I’m sure I can Earn more profit and build more. Wealth by finding the best operators possible, with deals I could never find, and Passive investment with them.

But This is not necessarily the best way. for you Maybe you joined the BiggerPockets community to learn how to make deals. On your own. You can become happier and wealthier by buying and operating your own residential or commercial real estate assets. Or you can be like Mike, and hundreds of investors can eventually give you their money to invest on their behalf.

If that’s the case for you, I encourage you to go for it. With all your heart! But if you’re a busy professional hoping to make deals, I want to warn you: The story I just told may have a role for you.

Your career and family, lack of focus, lack of team, and lack of experience can put you in the role of the original seller.
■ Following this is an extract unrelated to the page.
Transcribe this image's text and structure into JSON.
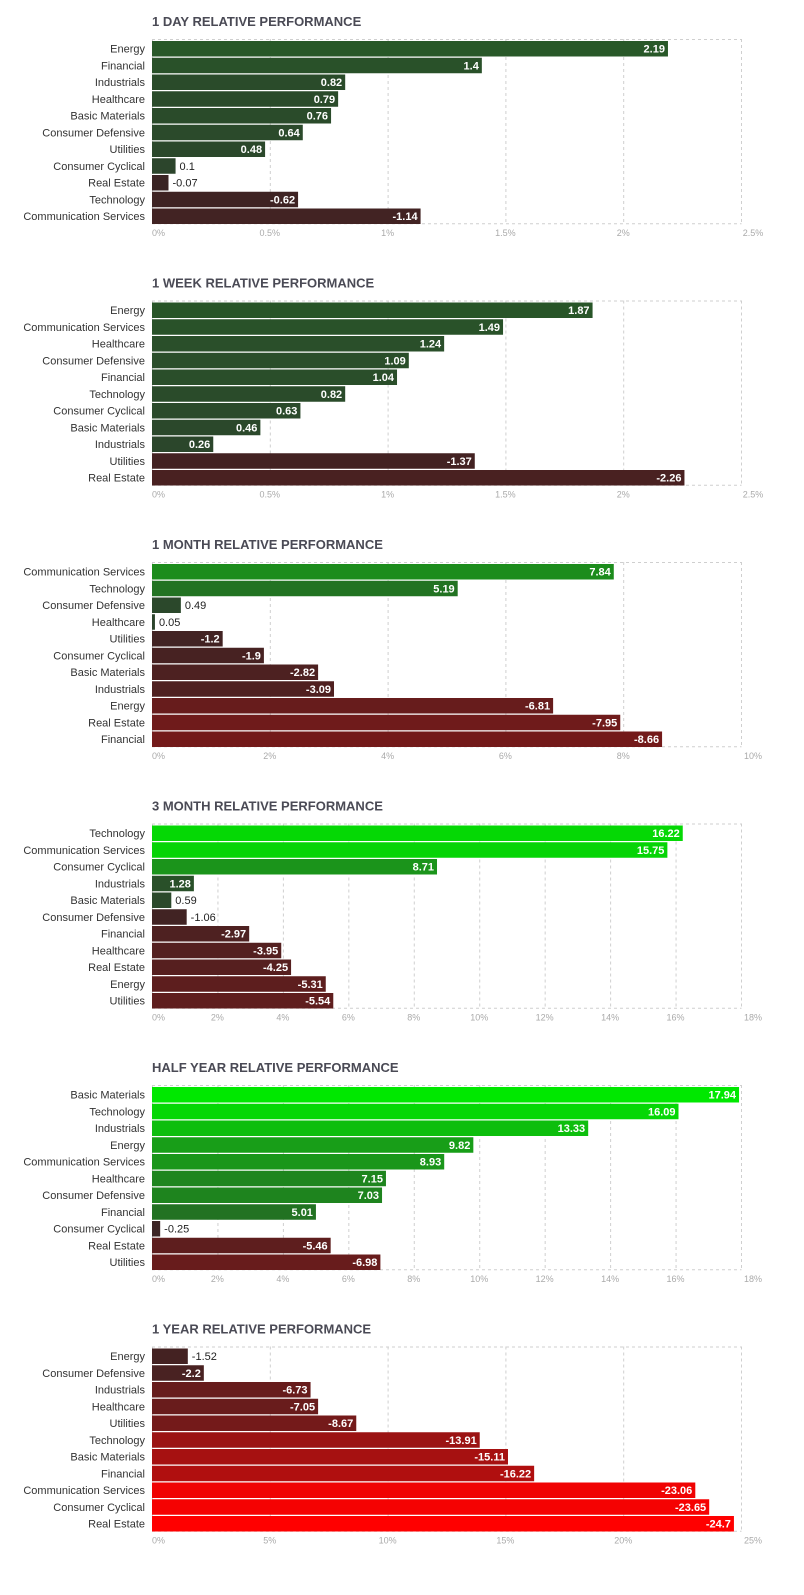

Magnificent Asset You can be a mom and pop operator. While the woman who sold the park made millions of dollars, she also left hundreds of millions of potential on the table.

I wrote this article to let some of you know that there can be a better, healthier, less time-consuming, and less frustrating way to build wealth in real estate. I invite your feedback, comments, and complaints!

Ready to succeed in real estate investing? Create a free BiggerPockets account to learn about investment strategies; Ask questions and get answers from our community of +2 million members. connect with investor-friendly agents; and much more.

*All investments are subject to risks, including loss of All principal investments. Past performance is no guarantee of future returns, and Currently open Wellings Real Estate Income Fund’s investment objectives may not be achieved.. Please read the offering memorandum before investing so that you fully understand the risks and consult your tax or advisor before investing. Wellings Capital and Bigger Pockets are not connected.

Note via BiggerPockets: These are the opinions expressed by the author and do not necessarily represent the opinions of BiggerPockets.